The framework will provide a common definition for “good governance” based on universally accepted principles of transparency, participation, accountability, coordination and capacity. A first round of assessments will focus on Brazil and Indonesia, which are key nations in the context of preserving the world’s remaining tropical forests and raise very different governance challenges.

Background

The planet is currently losing 7.3 million hectares of forest per year, primarily in the tropics. This rampant deforestation has serious implications for the poor, the world’s biodiversity, and climate change. Deforestation releases 5.9 billion metric tons of carbon dioxide into the atmosphere each year, representing nearly one-fifth of current global greenhouse gas emissions.

In December 2007, the Conference of the Parties (COP) to the United Nations Framework Convention on Climate Change (UNFCCC) agreed to consider positive incentives for “Reducing Emissions from Deforestation in Developing countries” (REDD).

The next stage of the international climate regime has the potential to create an effective REDD financial mechanism to curb forest loss, and presents an important opportunity to refocus global attention on the challenges of sustainable forestry management and the drivers of deforestation. For example, the failure of governments to enforce forest laws and consider the concerns of forest-dependent poor contributes to forest loss in the developing world. In order for the REDD mechanism to achieve significant and lasting emission reductions, it is essential to strengthen forest governance.
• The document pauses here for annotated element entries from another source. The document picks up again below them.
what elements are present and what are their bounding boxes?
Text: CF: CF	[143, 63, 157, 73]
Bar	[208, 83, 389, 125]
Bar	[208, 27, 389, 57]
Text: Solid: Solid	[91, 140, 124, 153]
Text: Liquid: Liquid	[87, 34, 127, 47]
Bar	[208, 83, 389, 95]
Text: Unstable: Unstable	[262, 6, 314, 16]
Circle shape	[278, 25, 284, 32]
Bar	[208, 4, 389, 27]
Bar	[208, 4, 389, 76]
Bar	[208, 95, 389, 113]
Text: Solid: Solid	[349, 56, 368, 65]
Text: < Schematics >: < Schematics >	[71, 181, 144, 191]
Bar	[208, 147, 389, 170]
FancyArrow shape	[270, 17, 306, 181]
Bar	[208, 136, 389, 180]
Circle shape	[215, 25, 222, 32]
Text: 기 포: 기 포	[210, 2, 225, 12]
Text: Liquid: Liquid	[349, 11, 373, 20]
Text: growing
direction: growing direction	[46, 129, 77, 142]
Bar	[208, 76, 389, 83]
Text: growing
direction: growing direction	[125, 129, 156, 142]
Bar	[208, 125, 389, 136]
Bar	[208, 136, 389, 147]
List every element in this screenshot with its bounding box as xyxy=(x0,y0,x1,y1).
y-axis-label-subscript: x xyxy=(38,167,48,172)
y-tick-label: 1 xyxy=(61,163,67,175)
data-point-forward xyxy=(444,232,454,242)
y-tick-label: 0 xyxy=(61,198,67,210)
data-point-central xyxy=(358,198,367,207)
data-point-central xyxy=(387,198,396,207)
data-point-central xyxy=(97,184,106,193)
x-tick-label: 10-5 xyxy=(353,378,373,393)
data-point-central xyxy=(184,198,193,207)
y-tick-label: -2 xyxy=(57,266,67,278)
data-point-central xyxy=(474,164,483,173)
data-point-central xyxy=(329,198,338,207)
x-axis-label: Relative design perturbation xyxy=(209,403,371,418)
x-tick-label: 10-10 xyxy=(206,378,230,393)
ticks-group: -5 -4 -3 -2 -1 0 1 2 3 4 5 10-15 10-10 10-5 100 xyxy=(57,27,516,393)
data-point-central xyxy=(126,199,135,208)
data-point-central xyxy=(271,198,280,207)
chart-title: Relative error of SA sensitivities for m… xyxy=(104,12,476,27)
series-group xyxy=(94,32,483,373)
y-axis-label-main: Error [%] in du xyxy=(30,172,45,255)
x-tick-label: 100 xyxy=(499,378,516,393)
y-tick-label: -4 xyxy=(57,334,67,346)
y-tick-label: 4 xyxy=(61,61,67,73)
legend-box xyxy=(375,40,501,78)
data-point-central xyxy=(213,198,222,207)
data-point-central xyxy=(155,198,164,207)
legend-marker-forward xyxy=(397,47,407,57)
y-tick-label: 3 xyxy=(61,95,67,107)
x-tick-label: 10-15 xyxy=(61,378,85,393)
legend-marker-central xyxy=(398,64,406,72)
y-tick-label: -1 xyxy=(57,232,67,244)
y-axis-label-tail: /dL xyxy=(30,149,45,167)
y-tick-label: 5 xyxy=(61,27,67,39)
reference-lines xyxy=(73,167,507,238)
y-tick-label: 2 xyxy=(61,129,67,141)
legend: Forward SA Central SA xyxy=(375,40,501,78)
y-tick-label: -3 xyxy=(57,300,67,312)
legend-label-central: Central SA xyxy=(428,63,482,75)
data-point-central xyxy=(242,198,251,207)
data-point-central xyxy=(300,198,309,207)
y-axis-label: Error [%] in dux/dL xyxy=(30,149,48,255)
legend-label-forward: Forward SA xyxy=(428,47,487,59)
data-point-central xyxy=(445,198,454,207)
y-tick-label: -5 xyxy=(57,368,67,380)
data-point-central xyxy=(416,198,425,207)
To date, international discussions on REDD have focused on technical requirements for quantifying emissions reductions, monitoring forest cover change, and alternative sources of finance – from official development assistance to carbon markets. However, deforestation is as much an issue of poor forest governance—the processes, policies, and laws by which forest management decisions are made—as it is an issue of misaligned economic incentives. If the REDD mechanism is driven primarily by investors in search of low cost carbon offsets and host governments in search of hard currency, there is a significant risk that the environmental quality of the projects will be compromised, and the rights and concerns of the forest dependent poor will be neglected in the exchange.

Ideally, REDD mechanisms should reward countries that empower forest dependent communities to participate in forest management, uphold the rights of forest dependent people, and create more capable, effective and accountable institutions to oversee forests.